2011 : qui veut gagner la guerre (électorale)... prépare la paix (avec les médecins)
Paris, le vendredi 30 décembre 2011 – Sans fausse pudeur, le gouvernement a consacré cette année 2011 à reconquérir l’électorat médical.
La tâche n’était pas mince : la loi hôpital patient santé territoire (HPST) a été ressentie comme un affront, sinon une erreur par la majorité des représentants des professionnels de santé, médecins libéraux en tête. Dès le début de l’année a donc été annoncée clairement la volonté de détricoter les mesures adoptées sous l’ère Bachelot, qui avaient suscité tant de vexation chez les praticiens de ville. Pour cette entreprise de reconstruction et de séduction conjuguées, le gouvernement se repose sur le sénateur UMP Jean-Pierre Fourcade qui présente au printemps une loi destinée à corriger certains éléments de la loi HPST.
Adieu à la taxe Bachelot...
Première cible très attendue de ce texte : il supprime définitivement la taxe Bachelot qui devait imposer aux médecins des zones les plus riches en offre de soins de prêter main forte (ponctuellement) aux praticiens des régions désertées. Il abroge également l’obligation de déclarer ses congés. Le texte ménage d’autres bonnes surprises pour les syndicats de médecins libéraux, telle la création d’un nouveau statut juridique permettant de faciliter les exercices en groupe et notamment l’instauration de maisons médicales. La société interprofessionnelle de soins ambulatoires offre plus de liberté aux associés (« des personnes physiques exerçant une profession de santé ») en leur permettant notamment de poursuivre en dehors d’elle « toute activité professionnelle dont l’exercice en commun n’a pas été expressément prévu par les statuts ». Par ailleurs, elle simplifie de nombreuses démarches administratives.
Négociations conventionnelles : les jeunes gênent
Mais l’adoption cet été de la loi Fourcade ne fut que le premier acte de cette année de réconciliation avec les médecins libéraux.
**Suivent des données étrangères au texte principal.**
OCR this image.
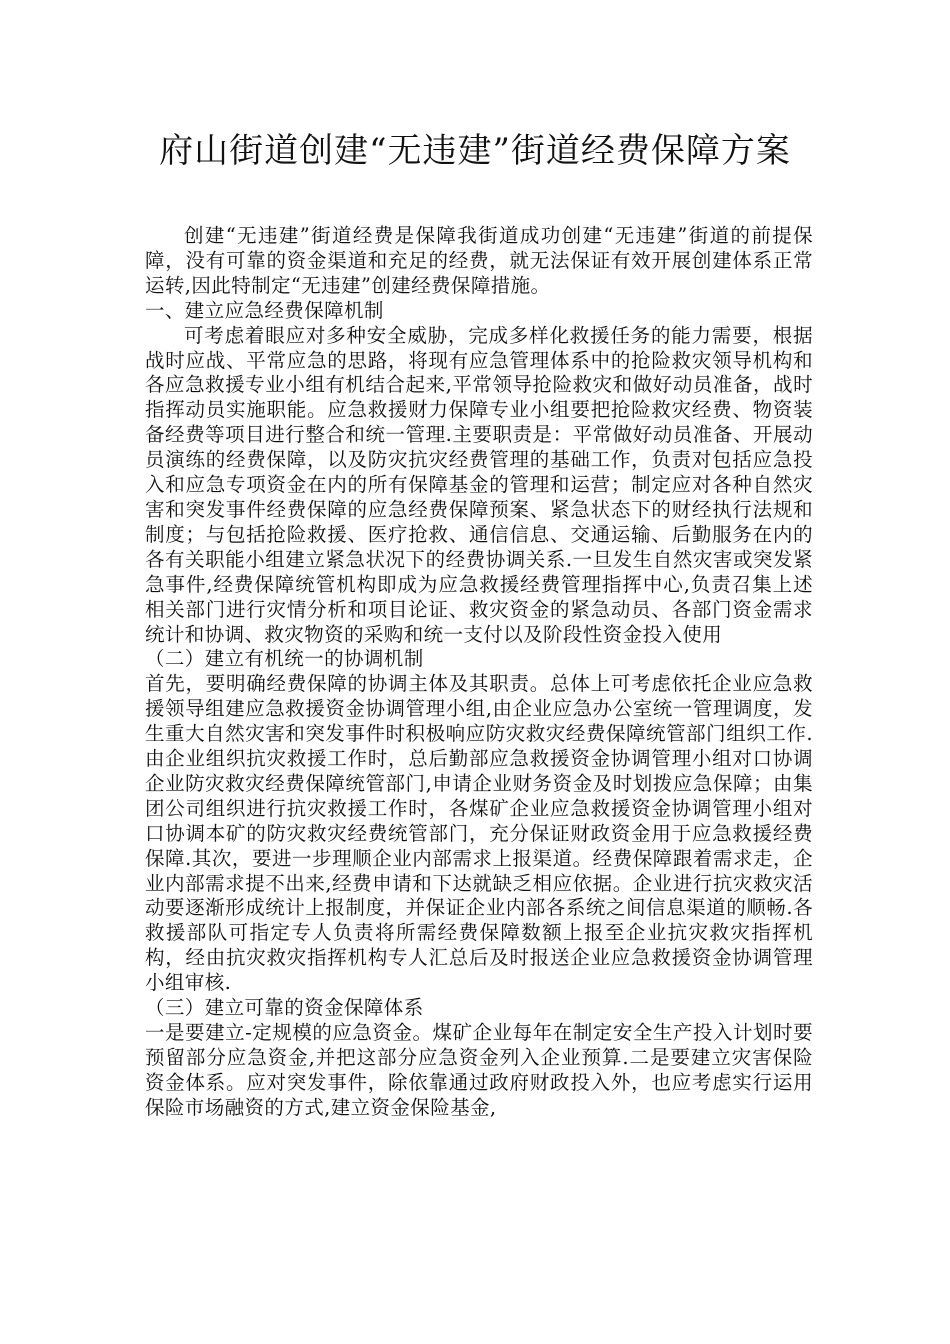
府山街道创建“无违建”街道经费保障方案

创建“无违建”街道经费是保障我街道成功创建“无违建”街道的前提保障，没有可靠的资金渠道和充足的经费，就无法保证有效开展创建体系正常运转,因此特制定“无违建”创建经费保障措施。

一、建立应急经费保障机制

可考虑着眼应对多种安全威胁，完成多样化救援任务的能力需要，根据战时应战、平常应急的思路，将现有应急管理体系中的抢险救灾领导机构和各应急救援专业小组有机结合起来,平常领导抢险救灾和做好动员准备，战时指挥动员实施职能。应急救援财力保障专业小组要把抢险救灾经费、物资装备经费等项目进行整合和统一管理.主要职责是：平常做好动员准备、开展动员演练的经费保障，以及防灾抗灾经费管理的基础工作，负责对包括应急投入和应急专项资金在内的所有保障基金的管理和运营；制定应对各种自然灾害和突发事件经费保障的应急经费保障预案、紧急状态下的财经执行法规和制度；与包括抢险救援、医疗抢救、通信信息、交通运输、后勤服务在内的各有关职能小组建立紧急状况下的经费协调关系.一旦发生自然灾害或突发紧急事件,经费保障统管机构即成为应急救援经费管理指挥中心,负责召集上述相关部门进行灾情分析和项目论证、救灾资金的紧急动员、各部门资金需求统计和协调、救灾物资的采购和统一支付以及阶段性资金投入使用

（二）建立有机统一的协调机制

首先，要明确经费保障的协调主体及其职责。总体上可考虑依托企业应急救援领导组建应急救援资金协调管理小组,由企业应急办公室统一管理调度，发生重大自然灾害和突发事件时积极响应防灾救灾经费保障统管部门组织工作.由企业组织抗灾救援工作时，总后勤部应急救援资金协调管理小组对口协调企业防灾救灾经费保障统管部门,申请企业财务资金及时划拨应急保障；由集团公司组织进行抗灾救援工作时，各煤矿企业应急救援资金协调管理小组对口协调本矿的防灾救灾经费统管部门，充分保证财政资金用于应急救援经费保障.其次，要进一步理顺企业内部需求上报渠道。经费保障跟着需求走，企业内部需求提不出来,经费申请和下达就缺乏相应依据。企业进行抗灾救灾活动要逐渐形成统计上报制度，并保证企业内部各系统之间信息渠道的顺畅.各救援部队可指定专人负责将所需经费保障数额上报至企业抗灾救灾指挥机构，经由抗灾救灾指挥机构专人汇总后及时报送企业应急救援资金协调管理小组审核.

（三）建立可靠的资金保障体系

一是要建立-定规模的应急资金。煤矿企业每年在制定安全生产投入计划时要预留部分应急资金,并把这部分应急资金列入企业预算.二是要建立灾害保险资金体系。应对突发事件，除依靠通过政府财政投入外，也应考虑实行运用保险市场融资的方式,建立资金保险基金,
Le second, également capital, fut l’adoption d’une nouvelle convention régissant les rapports entre l’Assurance maladie et les praticiens de ville.
Les négociations s’ouvrent au printemps sous des auspices favorables, avec l’annulation par le Conseil d’Etat d’une décision de l’Assurance maladie visant à taxer les praticiens téléchargeant moins de 75 % de leurs feuilles de soins (une trêve néanmoins de courte durée puisque le spectre de la taxation des ordonnances de papier est de retour en cette fin d’année). Les discussions doivent porter sur trois sujets centraux : l’introduction d’une plus large part de paiement à la performance, la mise en place de nouveaux dispositifs pour limiter les déserts médicaux et l’instauration du secteur optionnel attendue depuis près de dix ans. Néanmoins, les négociations tournent rapidement court en raison du blocage pendant plusieurs semaines de la Confédération des syndicats médicaux français (CSMF) et du Syndicat des médecins libéraux (SML) qui refusent la présence des représentants des étudiants et des internes en médecine à la table des discussions.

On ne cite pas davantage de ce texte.